The main objective of this project was to create a diagnostic platform to detect Amyloid beta peptides in relevant clinical concentrations. The team hypothesized that by using a shift in the total absorbance and the peak absorbance wavelength of gold nanoparticles using a spectrophotometer (Genesys 10S Vis, Thermo Scientific).
In our project, we were able to use the Atomic Force Microscopy (AFM) to characterize our functionalized glass substrate and visualize the binding of gold nanoparticles as well as aptamers. AFM is a high resolution scanning probe microscopy with a demonstrated resolution in the order of nanometer. In AFM, a sharp tip (a mechanical probe) scans the surface using a feedback loop to adjust parameters needed to image a surface. Hence, atomic forces are used to map the tip-sample interaction and develop an image of the surface.
Image 1 shows the binding of gold nanoparticles to the glass substrate. The shift of color from dark red to yellow indicates an increase in the height of the glass surface. The yellow spots therefore indicate the presence of gold nanoparticles (10nm) that raised the surface height by ~10nm.
Figure 1: AFM image of gold nanoparticle bound glass substrate
Image 2 shows the binding of aptamer (50uM) to the gold nanoparticles on the glass surface. The increase of height of the glass surface by 60 nm indicates that aptamers (with a theoretical height of ~50 nm) were able to bind to gold nanoparticles (~10nm) on the glass surface that together make up 60 nm. Together, these results confirm the functionalization of our glass substrate with gold nanoparticles and aptamers.

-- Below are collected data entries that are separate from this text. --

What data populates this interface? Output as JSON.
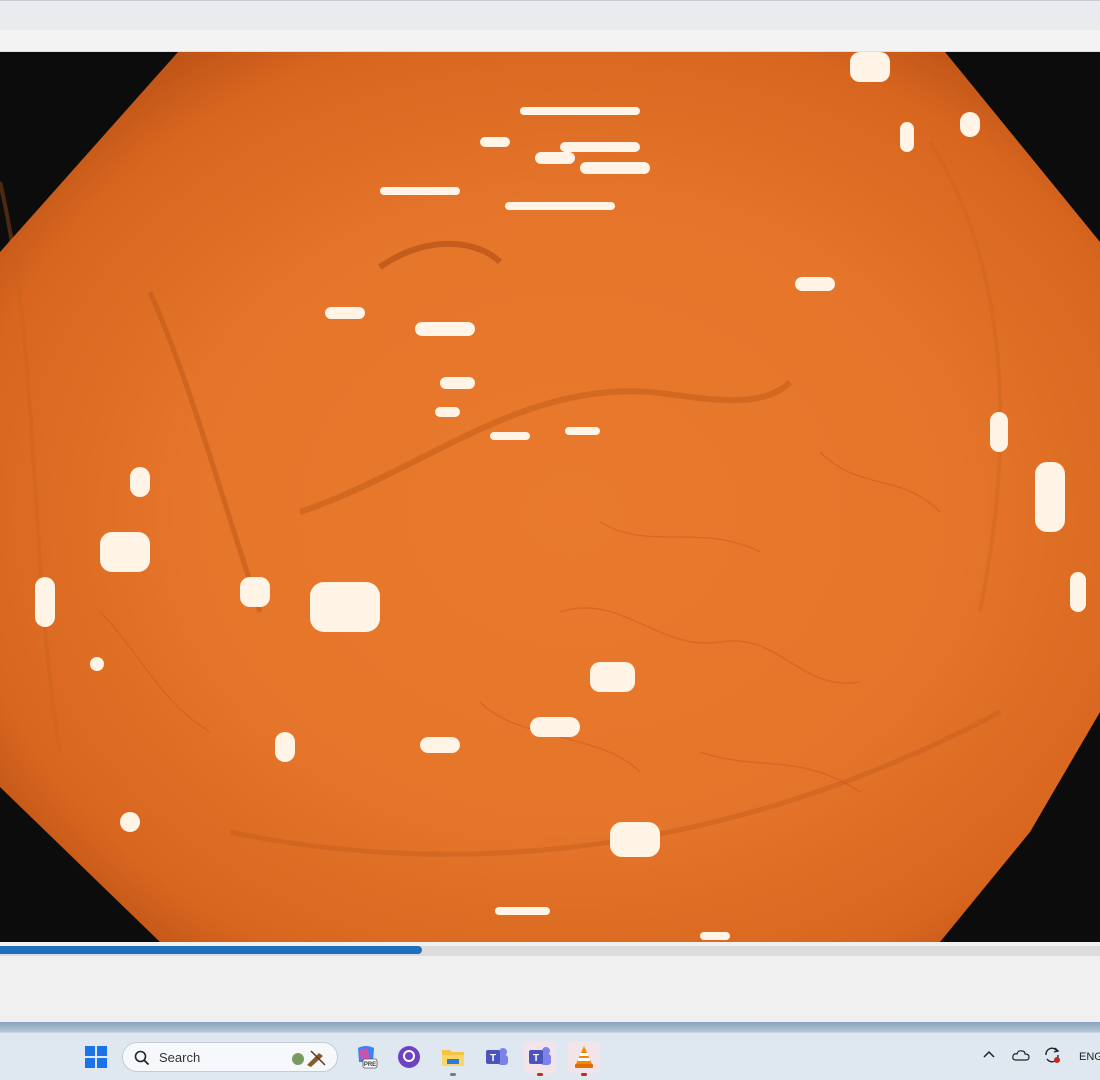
{
  "player": {
    "progress_fraction": 0.384
  },
  "taskbar": {
    "search_label": "Search",
    "language": "ENG",
    "apps": [
      {
        "name": "start-menu-icon"
      },
      {
        "name": "copilot-pre-icon"
      },
      {
        "name": "github-icon"
      },
      {
        "name": "file-explorer-icon"
      },
      {
        "name": "teams-classic-icon"
      },
      {
        "name": "teams-icon"
      },
      {
        "name": "vlc-icon"
      }
    ],
    "tray": [
      "chevron-up-icon",
      "onedrive-cloud-icon",
      "sync-icon"
    ]
  },
  "colors": {
    "progress": "#1f6fbf",
    "mucosa": "#e5772b",
    "taskbar": "#dfe7f0"
  }
}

Figure 2: 3D AFM image of aptamers bound to gold nanoparticles on the glass substrate.
The initial absorbance (only AuNPs on the slide) was 0.038 at 519 nm but once the aptamers were added, this peak shifted to 533 nm and the total absorbance increased to 0.042. Amyloid beta (the peptide of interest) was added to the slide and incubated for 30 mins. Once this was done, the slide was dried and the new absorbance was measured. The spectrum then shifted upwards again giving an absorbance of 0.077.
As this was done with 1000ng/ml peptide concentration, we needed to establish that this model will work with lower concentrations similar to that in patients affected by Alzheimer’s. We lowered the peptide concentrations till we couldn’t identify a significant change from the initial values (AuNPs and Aptamers without peptides). We concluded that the limit of detection for our method is 10 ng/ml which can further be optimized to detect Alzheimer’s in patients that don’t yet show conclusive clinical symptoms. This is clearly highlighted in the figure below. The y axis values show the difference in absorbance when the peptide binds to the aptamers. The sharp spike around 10 ng/ml indicates that concentrations in this range or above can be detected using this method while those below it will require further optimization.
Figure 3: Graph of change in absorbance against concentration of amyloid-42 peptide. The increase in absorbance from its unbound state is used to determine the presence of the peptide in the sample.